How can Mora resist coming to Atlantic City when he gets the call from homicide?
He joins in an investigation that exposes the casino’s links to South American drug dealers and South Philly organized crime. Any one of the people in the apartment that night could have pushed Iris Ruiz to her death. The puzzling case brings Mora into contact with a number of colorful and dangerous characters.
What Mora doesn’t know, though the reader does, is that on his expulsion from Puerto Rick, Teddy Magyk, an Atlantic City native, wound up on the same flight as Iris Ruiz. If he couldn’t get to Mora, the next best thing was to get to someone Mora cared about, to lure the cop into his territory.
Magyk, we come to learn, is a true psychopath. Like most of Leonard criminals, he’s stupid. His particular brand of stupidity happens to be despicable, darkly funny, and terrifying.
On a fundamental level, all crime stories fall into a handful of patterns. There’s the whodunit, the police procedural, the revenge thriller. All of them focus on the battle between good and evil, and all hinge on the question of who will win the battle in this particular outing.

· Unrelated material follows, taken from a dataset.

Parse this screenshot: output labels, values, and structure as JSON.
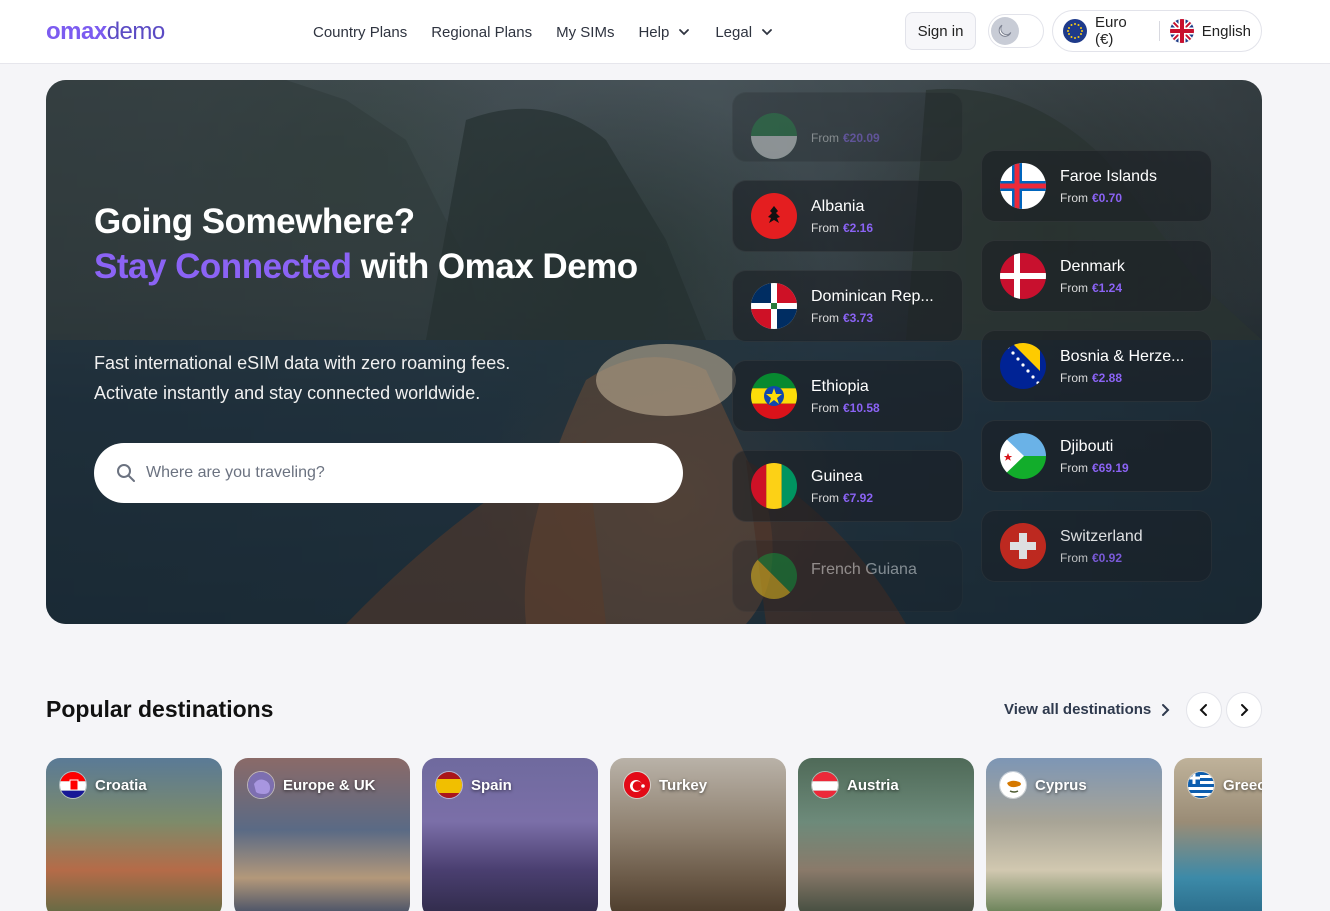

Leonard’s genius is in his telling and in the depth and color of his characters. He hooks you, keeps you guessing, and keeps developing three-dimensional characters where other authors put cardboard placeholders. He keeps you off balance. If the overall arc of the plot is predictable–we root for Mora and against Magyk–the unfolding is not.
We start every chapter wondering, “What’s going on here? What’s the significance? Who are these new characters?” The reader’s mind is always working as we read.
Leonard brings it all together slowly, bit by bit, in a satisfying and intelligent way. He’s a master of narrative, plot, dialog and character, and he really shows it in this one. This is one of the better outings from a writer whose work is always strong.